Strasbourg Court Finds Russia Guilty Again in Deaths of Chechens

Publication: North Caucasus Weekly Volume: 8 Issue: 20

On May 16, the European Court of Human Rights in Strasbourg, France, rejected Russia’s appeal of a ruling condemning its military forces for the disappearance and presumed death of Khadzhi-Murat Yandiev in Chechnya in 2001. According to the Associated Press, Russia will have to pay Yandiev’s mother, Fatima Bazorkina, 35,000 euros ($47,400) in damages and more than 12,000 euros ($16,250) for court expenses. Bazorkina filed the complaint against Russia in 2001 after she saw television footage of an officer, later identified as Colonel-General Alexander Baranov, interrogating her son as troops were taking over the village of Alkhan-Kala. At the end of the footage, the officer orders soldiers to shoot her son (Chechnya Weekly, July 27, 2006). Baranov was questioned about the incident by the authorities but was never prosecuted.

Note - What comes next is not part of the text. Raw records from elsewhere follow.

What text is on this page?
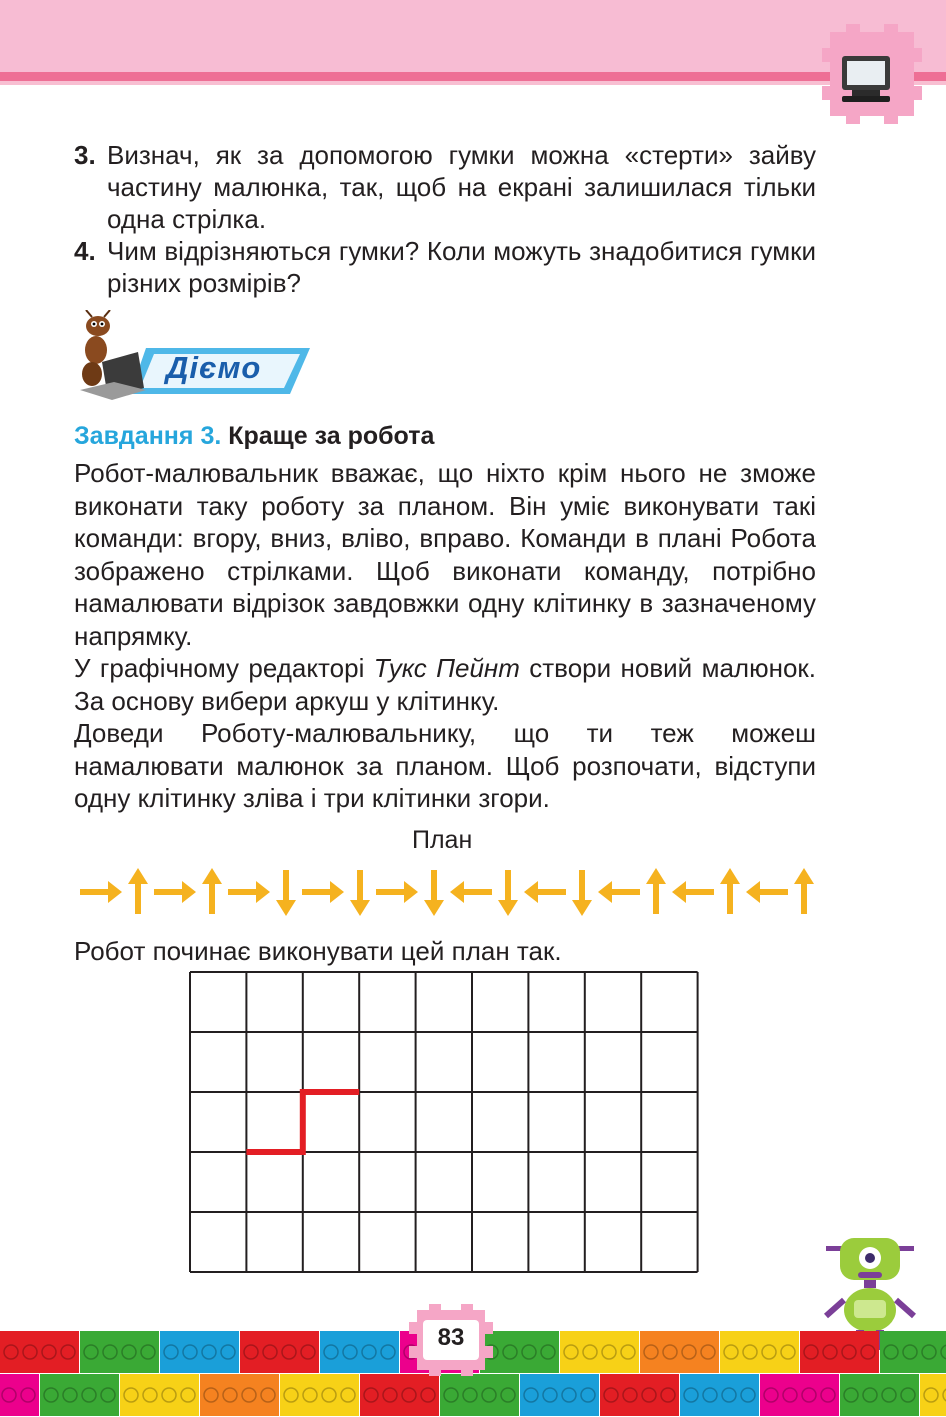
3. Визнач, як за допомогою гумки можна «стерти» зайву частину малюнка, так, щоб на екрані залишилася тільки одна стрілка.
4. Чим відрізняються гумки? Коли можуть знадобитися гумки різних розмірів?
Дiємо
Завдання 3. Краще за робота
Робот-малювальник вважає, що ніхто крім нього не зможе виконати таку роботу за планом. Він уміє виконувати такі команди: вгору, вниз, вліво, вправо. Команди в плані Робота зображено стрілками. Щоб виконати команду, потрібно намалювати відрізок завдовжки одну клітинку в зазначеному напрямку.
У графічному редакторі Тукс Пейнт створи новий малюнок. За основу вибери аркуш у клітинку.
Доведи Роботу-малювальнику, що ти теж можеш намалювати малюнок за планом. Щоб розпочати, відступи одну клітинку зліва і три клітинки згори.
План
Робот починає виконувати цей план так.
83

On May 10, the European Court of Human Rights condemned Russia over the violent death of another Chechen, Shamil Said-Khasanovich Akhmadov, and ordered it to pay 55,000 euros ($74,450) in damages to his family. According to Reuters, the Strasbourg-based court said Russian responsibility for Akhmadov’s death had been established “beyond all reasonable doubt.” The news agency reported that Akhmadov, who lived 10 kilometers from the Chechen capital Grozny, was one of 170 people arrested during a March 2001 Russian army operation. His body was found in a field in April 2002 with the right leg broken, the upper half of the skull missing and bullet holes in the chest area of his clothes, Reuters reported.